After a long while, he said, “Clara forgave me. Eventually.”

I didn’t answer.

“She sent me a message last year,” he went on. “Said she started teaching again. Photography. That she finally picked up a camera.”

“That’s good,” I said. My voice sounded far away.

He nodded, eyes fixed somewhere beyond the glass. “I thought knowing she was okay would make me okay too. But it didn’t. I think I’ve been punishing myself by staying half-alive ever since.”

That’s when I realized, his guilt wasn’t just about what happened to her. It was about how easily people can destroy what they love, even when they mean well.

I got up, walked toward him. “Adrian.”

He looked at me like someone waking from a dream they weren’t ready to leave.

“You can’t keep living like you owe everyone pain,” I said.

He gave a small, broken laugh. “That’s the thing, though. Pain is the only thing that’s ever stayed.”

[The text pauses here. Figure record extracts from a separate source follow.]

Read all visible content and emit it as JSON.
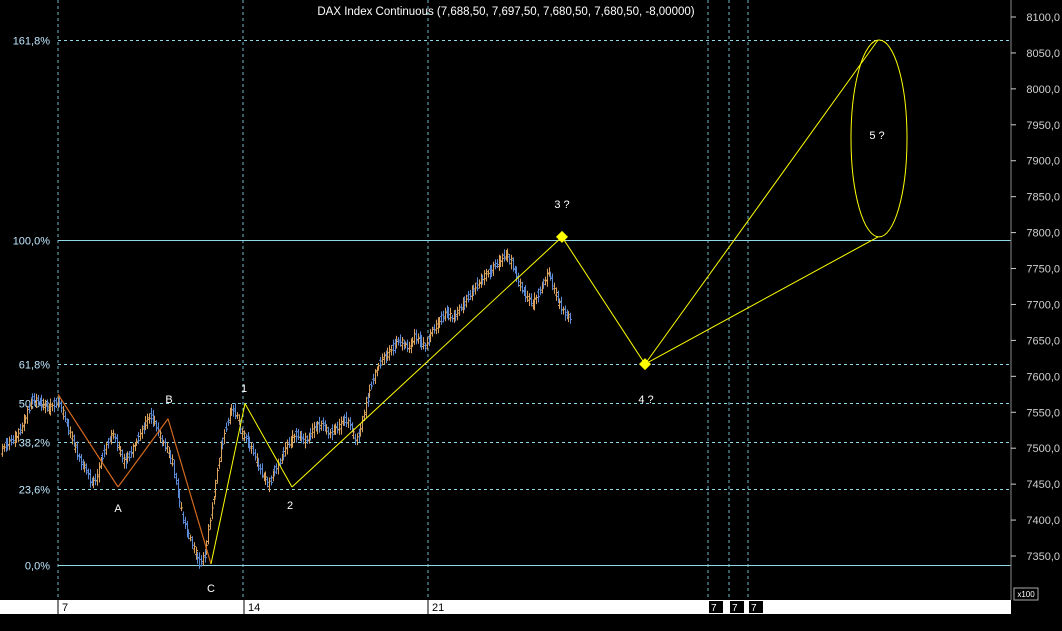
{
  "title": "DAX Index Continuous (7,688,50, 7,697,50, 7,680,50, 7,680,50, -8,00000)",
  "colors": {
    "background": "#000000",
    "grid": "#6fb7c9",
    "fib_line": "#8fd8e8",
    "wave": "#ffff00",
    "bar_up": "#d9a15a",
    "bar_down": "#5b8bd6",
    "axis_strip": "#ffffff"
  },
  "chart_data": {
    "type": "ohlc",
    "title": "DAX Index Continuous (7,688,50, 7,697,50, 7,680,50, 7,680,50, -8,00000)",
    "y_axis": {
      "ticks": [
        8100,
        8050,
        8000,
        7950,
        7900,
        7850,
        7800,
        7750,
        7700,
        7650,
        7600,
        7550,
        7500,
        7450,
        7400,
        7350
      ],
      "tick_labels": [
        "8100,0",
        "8050,0",
        "8000,0",
        "7950,0",
        "7900,0",
        "7850,0",
        "7800,0",
        "7750,0",
        "7700,0",
        "7650,0",
        "7600,0",
        "7550,0",
        "7500,0",
        "7450,0",
        "7400,0",
        "7350,0"
      ],
      "unit_label": "x100",
      "range": [
        7330,
        8110
      ]
    },
    "x_axis": {
      "tick_labels": [
        "7",
        "14",
        "21"
      ],
      "future_labels": [
        "7",
        "7",
        "7"
      ]
    },
    "fib_levels": [
      {
        "label": "161,8%",
        "value": 8068
      },
      {
        "label": "100,0%",
        "value": 7790
      },
      {
        "label": "61,8%",
        "value": 7617
      },
      {
        "label": "50,0%",
        "value": 7563
      },
      {
        "label": "38,2%",
        "value": 7508
      },
      {
        "label": "23,6%",
        "value": 7443
      },
      {
        "label": "0,0%",
        "value": 7337
      }
    ],
    "wave_labels": [
      {
        "label": "A",
        "value": 7440
      },
      {
        "label": "B",
        "value": 7540
      },
      {
        "label": "C",
        "value": 7337
      },
      {
        "label": "1",
        "value": 7562
      },
      {
        "label": "2",
        "value": 7446
      },
      {
        "label": "3 ?",
        "value": 7794
      },
      {
        "label": "4 ?",
        "value": 7617
      },
      {
        "label": "5 ?",
        "value": 8068
      }
    ],
    "wave_points": [
      {
        "label": "start",
        "value": 7575
      },
      {
        "label": "A",
        "value": 7446
      },
      {
        "label": "B",
        "value": 7541
      },
      {
        "label": "C",
        "value": 7339
      },
      {
        "label": "1",
        "value": 7562
      },
      {
        "label": "2",
        "value": 7446
      },
      {
        "label": "3 ?",
        "value": 7794
      },
      {
        "label": "4 ?",
        "value": 7617
      },
      {
        "label": "5 ? top",
        "value": 8068
      },
      {
        "label": "5 ? bottom",
        "value": 7794
      }
    ],
    "price_path": [
      7495,
      7505,
      7510,
      7515,
      7530,
      7550,
      7570,
      7565,
      7560,
      7555,
      7562,
      7565,
      7540,
      7520,
      7500,
      7480,
      7470,
      7450,
      7460,
      7490,
      7510,
      7520,
      7500,
      7480,
      7490,
      7505,
      7520,
      7535,
      7545,
      7530,
      7510,
      7500,
      7480,
      7440,
      7400,
      7380,
      7360,
      7340,
      7350,
      7400,
      7450,
      7500,
      7530,
      7555,
      7545,
      7520,
      7510,
      7495,
      7475,
      7460,
      7450,
      7470,
      7480,
      7500,
      7510,
      7520,
      7515,
      7510,
      7525,
      7530,
      7535,
      7520,
      7525,
      7530,
      7540,
      7535,
      7510,
      7525,
      7560,
      7590,
      7610,
      7625,
      7630,
      7640,
      7650,
      7645,
      7640,
      7655,
      7650,
      7640,
      7660,
      7670,
      7680,
      7690,
      7680,
      7690,
      7700,
      7710,
      7720,
      7730,
      7740,
      7745,
      7755,
      7760,
      7770,
      7760,
      7740,
      7720,
      7710,
      7700,
      7715,
      7730,
      7745,
      7720,
      7700,
      7688,
      7680
    ]
  }
}
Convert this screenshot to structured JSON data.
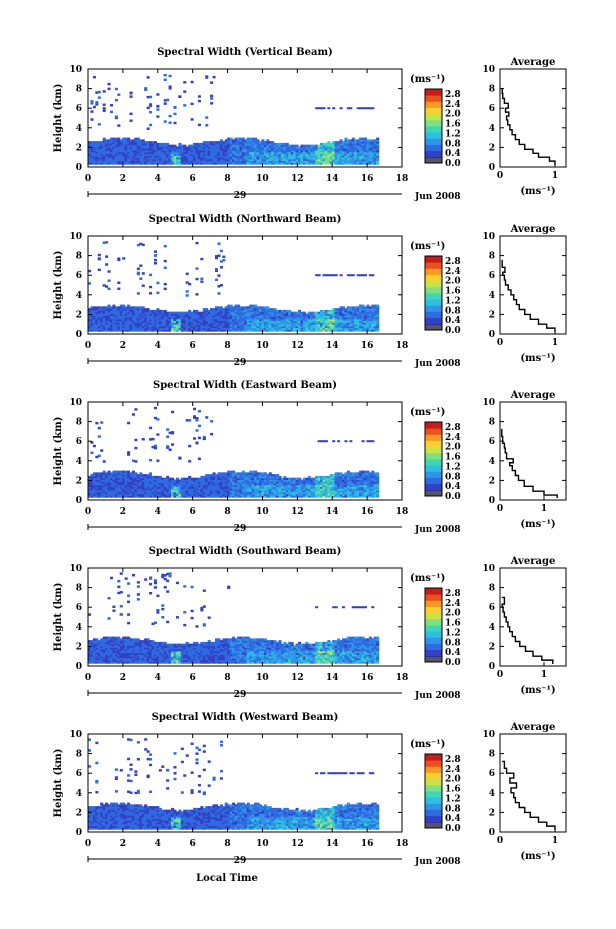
{
  "chart_data": [
    {
      "type": "heatmap",
      "title": "Spectral Width (Vertical Beam)",
      "ylabel": "Height (km)",
      "xlim": [
        0,
        18
      ],
      "ylim": [
        0,
        10
      ],
      "xticks": [
        "0",
        "2",
        "4",
        "6",
        "8",
        "10",
        "12",
        "14",
        "16",
        "18"
      ],
      "yticks": [
        "0",
        "2",
        "4",
        "6",
        "8",
        "10"
      ],
      "date_day": "29",
      "date_month": "Jun 2008",
      "colorbar": {
        "label": "(ms⁻¹)",
        "ticks": [
          "0.0",
          "0.4",
          "0.8",
          "1.2",
          "1.6",
          "2.0",
          "2.4",
          "2.8"
        ],
        "range": [
          0,
          3.0
        ]
      },
      "profile": {
        "title": "Average",
        "xlabel": "(ms⁻¹)",
        "xlim": [
          0,
          1.2
        ],
        "xticks": [
          "0",
          "1"
        ],
        "yticks": [
          "0",
          "2",
          "4",
          "6",
          "8",
          "10"
        ],
        "points": [
          [
            1.0,
            0.2
          ],
          [
            0.9,
            0.6
          ],
          [
            0.7,
            1.0
          ],
          [
            0.6,
            1.4
          ],
          [
            0.45,
            1.8
          ],
          [
            0.35,
            2.3
          ],
          [
            0.28,
            2.8
          ],
          [
            0.22,
            3.3
          ],
          [
            0.18,
            3.8
          ],
          [
            0.14,
            4.3
          ],
          [
            0.12,
            4.8
          ],
          [
            0.16,
            5.2
          ],
          [
            0.1,
            5.6
          ],
          [
            0.15,
            6.0
          ],
          [
            0.08,
            6.5
          ],
          [
            0.05,
            7.0
          ],
          [
            0.04,
            7.5
          ],
          [
            0.03,
            8.0
          ]
        ]
      }
    },
    {
      "type": "heatmap",
      "title": "Spectral Width (Northward Beam)",
      "ylabel": "Height (km)",
      "xlim": [
        0,
        18
      ],
      "ylim": [
        0,
        10
      ],
      "xticks": [
        "0",
        "2",
        "4",
        "6",
        "8",
        "10",
        "12",
        "14",
        "16",
        "18"
      ],
      "yticks": [
        "0",
        "2",
        "4",
        "6",
        "8",
        "10"
      ],
      "date_day": "29",
      "date_month": "Jun 2008",
      "colorbar": {
        "label": "(ms⁻¹)",
        "ticks": [
          "0.0",
          "0.4",
          "0.8",
          "1.2",
          "1.6",
          "2.0",
          "2.4",
          "2.8"
        ],
        "range": [
          0,
          3.0
        ]
      },
      "profile": {
        "title": "Average",
        "xlabel": "(ms⁻¹)",
        "xlim": [
          0,
          1.2
        ],
        "xticks": [
          "0",
          "1"
        ],
        "yticks": [
          "0",
          "2",
          "4",
          "6",
          "8",
          "10"
        ],
        "points": [
          [
            1.0,
            0.2
          ],
          [
            0.85,
            0.6
          ],
          [
            0.7,
            1.0
          ],
          [
            0.55,
            1.5
          ],
          [
            0.45,
            2.0
          ],
          [
            0.35,
            2.5
          ],
          [
            0.3,
            3.0
          ],
          [
            0.25,
            3.5
          ],
          [
            0.2,
            4.0
          ],
          [
            0.15,
            4.5
          ],
          [
            0.1,
            5.0
          ],
          [
            0.08,
            5.5
          ],
          [
            0.05,
            6.0
          ],
          [
            0.09,
            6.3
          ],
          [
            0.04,
            6.8
          ],
          [
            0.03,
            7.5
          ]
        ]
      }
    },
    {
      "type": "heatmap",
      "title": "Spectral Width (Eastward Beam)",
      "ylabel": "Height (km)",
      "xlim": [
        0,
        18
      ],
      "ylim": [
        0,
        10
      ],
      "xticks": [
        "0",
        "2",
        "4",
        "6",
        "8",
        "10",
        "12",
        "14",
        "16",
        "18"
      ],
      "yticks": [
        "0",
        "2",
        "4",
        "6",
        "8",
        "10"
      ],
      "date_day": "29",
      "date_month": "Jun 2008",
      "colorbar": {
        "label": "(ms⁻¹)",
        "ticks": [
          "0.0",
          "0.4",
          "0.8",
          "1.2",
          "1.6",
          "2.0",
          "2.4",
          "2.8"
        ],
        "range": [
          0,
          3.0
        ]
      },
      "profile": {
        "title": "Average",
        "xlabel": "(ms⁻¹)",
        "xlim": [
          0,
          1.5
        ],
        "xticks": [
          "0",
          "1"
        ],
        "yticks": [
          "0",
          "2",
          "4",
          "6",
          "8",
          "10"
        ],
        "points": [
          [
            1.3,
            0.2
          ],
          [
            1.0,
            0.5
          ],
          [
            0.75,
            0.9
          ],
          [
            0.55,
            1.4
          ],
          [
            0.42,
            2.0
          ],
          [
            0.35,
            2.5
          ],
          [
            0.28,
            3.0
          ],
          [
            0.22,
            3.5
          ],
          [
            0.3,
            3.8
          ],
          [
            0.15,
            4.2
          ],
          [
            0.12,
            4.8
          ],
          [
            0.1,
            5.3
          ],
          [
            0.06,
            5.8
          ],
          [
            0.04,
            6.5
          ],
          [
            0.03,
            7.2
          ]
        ]
      }
    },
    {
      "type": "heatmap",
      "title": "Spectral Width (Southward Beam)",
      "ylabel": "Height (km)",
      "xlim": [
        0,
        18
      ],
      "ylim": [
        0,
        10
      ],
      "xticks": [
        "0",
        "2",
        "4",
        "6",
        "8",
        "10",
        "12",
        "14",
        "16",
        "18"
      ],
      "yticks": [
        "0",
        "2",
        "4",
        "6",
        "8",
        "10"
      ],
      "date_day": "29",
      "date_month": "Jun 2008",
      "colorbar": {
        "label": "(ms⁻¹)",
        "ticks": [
          "0.0",
          "0.4",
          "0.8",
          "1.2",
          "1.6",
          "2.0",
          "2.4",
          "2.8"
        ],
        "range": [
          0,
          3.0
        ]
      },
      "profile": {
        "title": "Average",
        "xlabel": "(ms⁻¹)",
        "xlim": [
          0,
          1.5
        ],
        "xticks": [
          "0",
          "1"
        ],
        "yticks": [
          "0",
          "2",
          "4",
          "6",
          "8",
          "10"
        ],
        "points": [
          [
            1.2,
            0.2
          ],
          [
            0.95,
            0.6
          ],
          [
            0.75,
            1.0
          ],
          [
            0.58,
            1.5
          ],
          [
            0.45,
            2.0
          ],
          [
            0.35,
            2.5
          ],
          [
            0.28,
            3.0
          ],
          [
            0.22,
            3.5
          ],
          [
            0.18,
            4.0
          ],
          [
            0.14,
            4.5
          ],
          [
            0.1,
            5.0
          ],
          [
            0.07,
            5.5
          ],
          [
            0.05,
            6.0
          ],
          [
            0.1,
            6.3
          ],
          [
            0.04,
            7.0
          ]
        ]
      }
    },
    {
      "type": "heatmap",
      "title": "Spectral Width (Westward Beam)",
      "ylabel": "Height (km)",
      "xlabel": "Local Time",
      "xlim": [
        0,
        18
      ],
      "ylim": [
        0,
        10
      ],
      "xticks": [
        "0",
        "2",
        "4",
        "6",
        "8",
        "10",
        "12",
        "14",
        "16",
        "18"
      ],
      "yticks": [
        "0",
        "2",
        "4",
        "6",
        "8",
        "10"
      ],
      "date_day": "29",
      "date_month": "Jun 2008",
      "colorbar": {
        "label": "(ms⁻¹)",
        "ticks": [
          "0.0",
          "0.4",
          "0.8",
          "1.2",
          "1.6",
          "2.0",
          "2.4",
          "2.8"
        ],
        "range": [
          0,
          3.0
        ]
      },
      "profile": {
        "title": "Average",
        "xlabel": "(ms⁻¹)",
        "xlim": [
          0,
          1.2
        ],
        "xticks": [
          "0",
          "1"
        ],
        "yticks": [
          "0",
          "2",
          "4",
          "6",
          "8",
          "10"
        ],
        "points": [
          [
            1.0,
            0.2
          ],
          [
            0.85,
            0.6
          ],
          [
            0.7,
            1.0
          ],
          [
            0.55,
            1.5
          ],
          [
            0.45,
            2.0
          ],
          [
            0.35,
            2.5
          ],
          [
            0.28,
            3.0
          ],
          [
            0.25,
            3.5
          ],
          [
            0.2,
            4.0
          ],
          [
            0.3,
            4.5
          ],
          [
            0.18,
            5.0
          ],
          [
            0.25,
            5.5
          ],
          [
            0.12,
            6.0
          ],
          [
            0.08,
            6.5
          ],
          [
            0.04,
            7.2
          ]
        ]
      }
    }
  ],
  "colors": {
    "scale": [
      "#2b2a8c",
      "#3341c4",
      "#2f6ae0",
      "#2f94e8",
      "#2cbfe3",
      "#3fd6b7",
      "#7ee083",
      "#c7e34a",
      "#f5d232",
      "#f59a22",
      "#e8521c",
      "#c81b1b"
    ],
    "floor": "#555566"
  }
}
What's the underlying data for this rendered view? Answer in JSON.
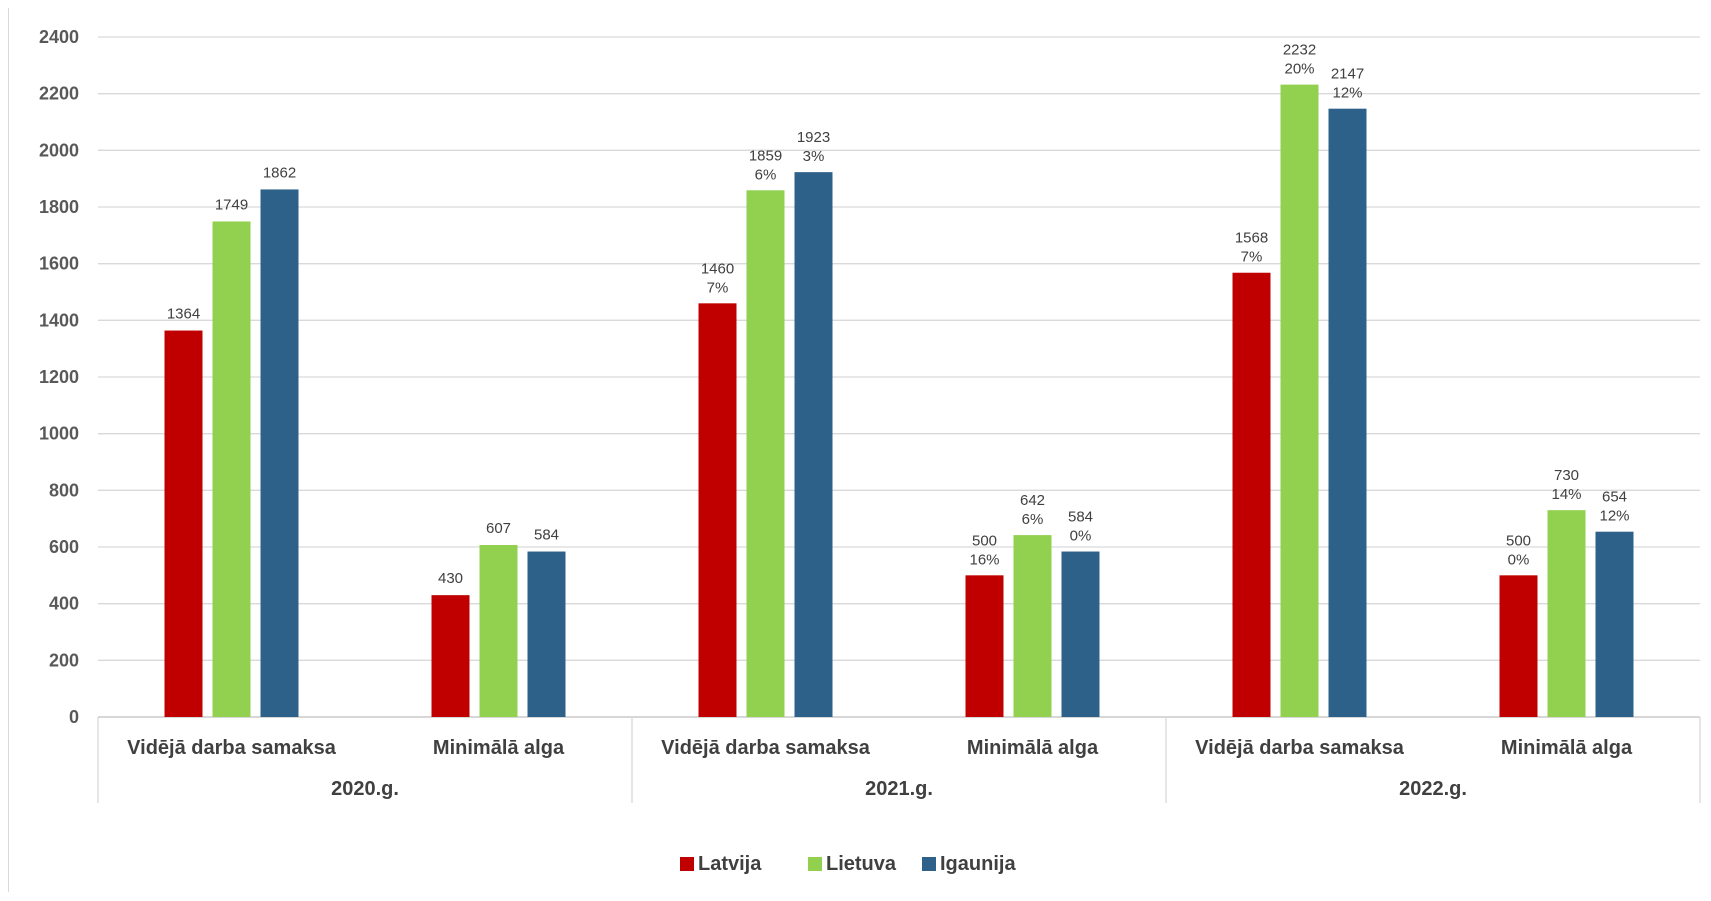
{
  "chart_data": {
    "type": "bar",
    "title": "",
    "xlabel": "",
    "ylabel": "",
    "ylim": [
      0,
      2400
    ],
    "yticks": [
      0,
      200,
      400,
      600,
      800,
      1000,
      1200,
      1400,
      1600,
      1800,
      2000,
      2200,
      2400
    ],
    "grid": true,
    "legend_position": "bottom-center",
    "groups": [
      {
        "label": "2020.g.",
        "categories": [
          "Vidējā darba samaksa",
          "Minimālā alga"
        ]
      },
      {
        "label": "2021.g.",
        "categories": [
          "Vidējā darba samaksa",
          "Minimālā alga"
        ]
      },
      {
        "label": "2022.g.",
        "categories": [
          "Vidējā darba samaksa",
          "Minimālā alga"
        ]
      }
    ],
    "series": [
      {
        "name": "Latvija",
        "color": "#c00000",
        "values": [
          1364,
          430,
          1460,
          500,
          1568,
          500
        ],
        "growth": [
          "",
          "",
          "7%",
          "16%",
          "7%",
          "0%"
        ]
      },
      {
        "name": "Lietuva",
        "color": "#92d050",
        "values": [
          1749,
          607,
          1859,
          642,
          2232,
          730
        ],
        "growth": [
          "",
          "",
          "6%",
          "6%",
          "20%",
          "14%"
        ]
      },
      {
        "name": "Igaunija",
        "color": "#2e6189",
        "values": [
          1862,
          584,
          1923,
          584,
          2147,
          654
        ],
        "growth": [
          "",
          "",
          "3%",
          "0%",
          "12%",
          "12%"
        ]
      }
    ]
  }
}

I didn’t have an answer to that. Instead, I reached out and touched his face, gently. My thumb brushed the scar near his jaw, the one he never talked about.

His eyes closed. For a heartbeat, the world felt unbearably still.

“I wish you’d told me,” I whispered.

“I wish I could’ve done it without losing you,” he said back, so quietly I almost missed it.

“You haven’t lost me.”

He opened his eyes, and for the first time in weeks, I saw something raw there, hope, trembling at the edges of his regret.

I leaned in, resting my forehead against his. The kind of closeness that didn’t erase the hurt, just made room for it.

We stayed like that. Breathing. Holding. Not fixing.

Outside, the rain finally came. Slow at first, then steady, washing the air clean.

Maybe forgiveness isn’t a single act. Maybe it’s a series of small choices. To stay, to listen, to believe that people can be more than the worst thing they’ve done.

When he finally spoke again, his voice was soft, almost boyish. “Do you still want to see me tomorrow?”

I smiled, not because it was easy, but because it was honest. “Yes.”

And for the first time that night, something inside both of us loosened. Not healed. Not yet. But breathing.